Les stupides résurgences du nationalisme et des religions ne sont que l’écume dérisoire du vrai danger : l’acquiescement suicidaire au sort qui nous est fait et par lequel une économie en dépérissement nous enjoint de dépérir avec elle.Raoul Vaneigem
Humeurs hérétiques n’est rien de plus qu’une critique ordinaire et partielle de ce monde, dont l’un des chaînons fort est le christianisme. Étant môme, les cours débilitants et soporifiques de catéchisme, l’aube immaculée et ridicule de la communion ou la fréquentation imposée des églises froides et morbides, ont d’emblée fait naître en moi une suspicion affligée à l’égard du message ecclésiastique. Il n’a pas fallu poireauter des lustres pour que la « religion de paix et d’amour » – avec son exaltation de la souffrance, sa haine du corps et des femmes, sa morale sexuelle répressive et son histoire sanguinaire – ne me suscite que dégoût et mépris. Notons qu’au regard de ces critères, il est évident qu’aucune religion, de surcroît monothéiste, ne saurait trouver grâce à mes yeux. Et c’est peu de le dire ! Toutes s’inspirent de fables consternantes, rivalisent d’absolutisme haineux et reposent sur des commandements avariés.

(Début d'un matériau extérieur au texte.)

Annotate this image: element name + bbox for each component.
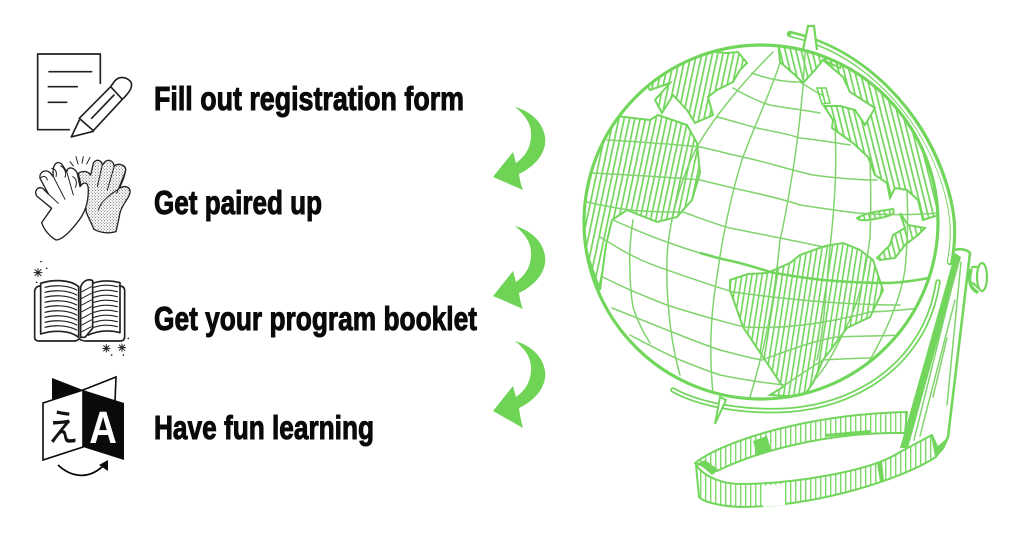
- icon: high five hands: [36, 157, 130, 240]
- continent: Greenland cap: [778, 47, 842, 84]
- icon: translation booklet: え: [48, 397, 78, 452]
- heading: get your program booklet: Get your program booklet: [154, 300, 477, 337]
- island: Caribbean: [857, 209, 894, 220]
- arrow: step two to three: [493, 226, 545, 309]
- globe stand arm: [900, 249, 987, 448]
- icon: form and pencil: [38, 54, 132, 137]
- globe outline: [584, 45, 938, 399]
- continent: Central America: [877, 213, 925, 260]
- globe sphere: [575, 40, 950, 399]
- meridian ring: [673, 26, 953, 424]
- heading: have fun learning: Have fun learning: [154, 409, 374, 446]
- continent: Africa: [575, 115, 700, 290]
- island: Arctic: [817, 88, 830, 104]
- continent: South America: [730, 243, 883, 397]
- icon: translation booklet: A: [89, 402, 117, 453]
- continent: Europe: [640, 50, 747, 123]
- arrow: step one to two: [493, 107, 545, 190]
- equator: [700, 253, 933, 283]
- icon: translation booklet: [43, 377, 124, 475]
- illustration: globe on stand: [575, 26, 987, 507]
- right dotted hand: [78, 160, 130, 233]
- continent: North America: [821, 58, 936, 222]
- base ring: [695, 412, 948, 507]
- icon: open book with sparkles: [34, 261, 129, 356]
- left white hand: [36, 163, 88, 240]
- heading: get paired up: Get paired up: [154, 184, 322, 221]
- heading: fill out registration form: Fill out registration form: [154, 80, 464, 117]
- arrow: step three to four: [493, 341, 545, 428]
- grid lines: [587, 52, 937, 397]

A l’image de la plupart des chrétiens qui méconnaissent leur religion et son livre sacré, ma perception de l’église était jusqu’alors extrêmement limitée, se bornant pour l’essentiel à un ressentiment viscéral. Une lubie aussi soudaine qu’extravagante (en tout cas pour mes proches) m’a poussé à ouvrir et à lire cette satanée Bible, de fond en comble, histoire de matérialiser et d’affiner la critique du domaine religieux. La Bible, cet ouvrage qui a étrenné l’imprimerie de Gutenberg et qui se présente comme le livre le plus édité et le plus lu au monde, constitue le socle idéologique et culturel sur lequel la civilisation occidentale s’est construite.

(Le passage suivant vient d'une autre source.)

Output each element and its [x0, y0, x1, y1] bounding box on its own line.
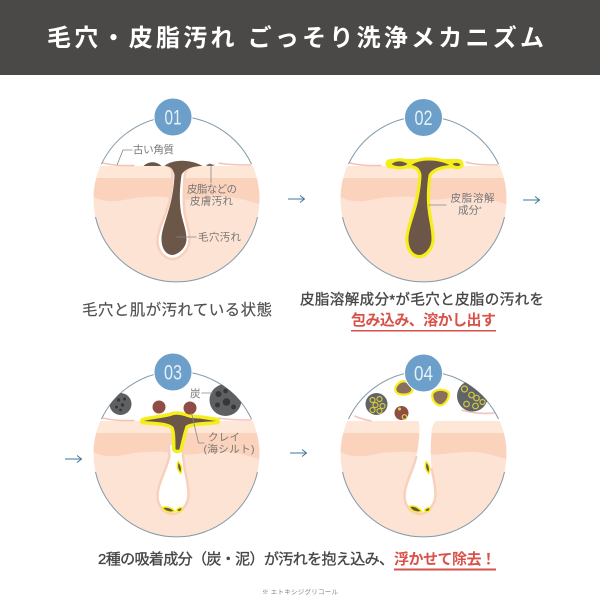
caption: step 02: 皮脂溶解成分*が毛穴と皮脂の汚れを — [300, 292, 544, 308]
badge 03 — [154, 353, 192, 391]
leader lines — [192, 393, 212, 443]
skin cross-section — [340, 421, 506, 537]
skin cross-section — [340, 166, 506, 282]
charcoal left with yellow rings — [366, 393, 388, 415]
badge 01 — [154, 98, 192, 136]
badge 01: 01 — [164, 106, 182, 130]
charcoal particles — [110, 384, 242, 416]
sebum dirt — [144, 161, 214, 255]
panel: step 03 clay and charcoal — [94, 353, 260, 537]
skin cross-section — [94, 421, 260, 537]
arrow 2 to 3 — [523, 196, 540, 204]
leader lines — [117, 150, 214, 237]
label: old keratin: 古い角質 — [133, 143, 174, 156]
label: pore dirt: 毛穴汚れ — [198, 230, 242, 244]
header banner — [0, 0, 600, 75]
keratin strips — [102, 418, 252, 421]
solvent band behind dirt — [386, 159, 464, 168]
old keratin strips — [102, 163, 252, 166]
badge 02 — [404, 98, 442, 136]
arrow into step 3 — [65, 456, 82, 462]
caption: steps 03 and 04 emphasis: 浮かせて除去！ — [394, 550, 496, 568]
label: clay: クレイ — [208, 432, 240, 444]
label: charcoal: 炭 — [190, 387, 201, 400]
clay balls — [152, 400, 196, 414]
label: sebum and skin dirt: 皮脂などの — [187, 182, 237, 196]
leader line — [428, 204, 446, 206]
residual dirt bits — [164, 463, 182, 511]
badge 04: 04 — [414, 362, 433, 386]
badge 04 — [404, 354, 442, 392]
label: ingredient: 成分 — [458, 204, 479, 216]
dirt wrapped in yellow — [144, 415, 216, 450]
clay ball with yellow ring — [394, 406, 408, 420]
circle outline — [96, 117, 258, 282]
keratin strips — [354, 410, 494, 421]
panel: step 02 sebum solvent — [340, 98, 506, 282]
dirt wrapped in yellow solvent — [392, 160, 460, 255]
pore — [158, 165, 198, 259]
caption: steps 03 and 04: 2種の吸着成分（炭・泥）が汚れを抱え込み、 — [98, 551, 394, 568]
label: skin dirt second line: 皮膚汚れ — [190, 194, 234, 208]
empty pore — [404, 419, 442, 514]
label: sea silt: (海シルト) — [204, 442, 254, 456]
caption: step 01: 毛穴と肌が汚れている状態 — [82, 301, 272, 319]
old keratin strips — [350, 162, 498, 166]
panel: step 01 pore dirty — [94, 98, 260, 282]
circle outline — [342, 372, 504, 537]
badge 02: 02 — [414, 107, 432, 130]
label: sebum solvent: 皮脂溶解 — [450, 192, 495, 204]
lifted sebum blobs — [396, 382, 448, 404]
pore edge — [404, 456, 436, 514]
charcoal right with yellow rings — [457, 380, 488, 412]
residual dirt bits — [410, 463, 430, 511]
skin cross-section — [94, 166, 260, 282]
caption: step 02 emphasis: 包み込み、溶かし出す — [351, 311, 496, 329]
circle outline — [96, 372, 258, 537]
arrow 1 to 2 — [288, 196, 304, 202]
panel: step 04 dirt lifted away — [340, 354, 506, 537]
footnote: ※ エトキシジグリコール — [262, 587, 338, 596]
pore — [158, 444, 188, 514]
title: 毛穴・皮脂汚れ ごっそり洗浄メカニズム — [47, 24, 544, 52]
arrow 3 to 4 — [290, 450, 306, 456]
badge 03: 03 — [164, 362, 182, 384]
label: ingredient: * — [479, 206, 482, 214]
circle outline — [342, 117, 504, 282]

Se coltiner est le terme à peu près exacte pour qualifier une lecture laborieuse et assommante, s’étalant sur trois mois étouffants. Trois longs mois à s’user les mirettes sur de petits caractères, à blasphémer contre les désagréments du papier fin et à soupirer devant des textes mortellement ennuyeux, autant à cause d’un style fadasse et pompeux, que par l’inintérêt d’un propos métaphysique et pathétique. À force de persévérance et d’un brin de masochisme, j’ai résisté aux listes généalogiques interminables, supporté la niaiserie des psaumes, serré les dents devant l’abject et survécu aux préceptes sidérants, pour finalement venir à bout des Saintes écritures. Lire et prendre des notes était une chose, mais synthétiser celles-ci pour tenter de les rendre intelligibles en était une autre. Bon an, mal an, cet ultra-condensé biblique – fruit du désir de partager les maigres connaissances en la matière ainsi que les réflexions qui en découlent – a fini par prendre corps et âme dans cette brochure.
La première partie se farcit l’Ancien Testament, qui nous offre le récit mythique, initiant les concepts bancals d’un peuple juif élu par Yahvé, d’un paradis terrestre ou d’un péché originel, à travers les épisodes de la Genèse, de l’Exode, de Noé, de Sodome et autres bondieuseries. Vient ensuite celle sur le Nouveau Testament, hagiographie aberrante au sujet d’un perché déguenillé, qui entend se substituer à son prédécesseur, marquant ainsi son essence antijuive. Pour finir, les Origines du christianisme, de l’an zéro au Ve siècle, de la construction du dogme à son sacre impérial en passant par la chasse des premiers hérétiques, clôture la présente brochure.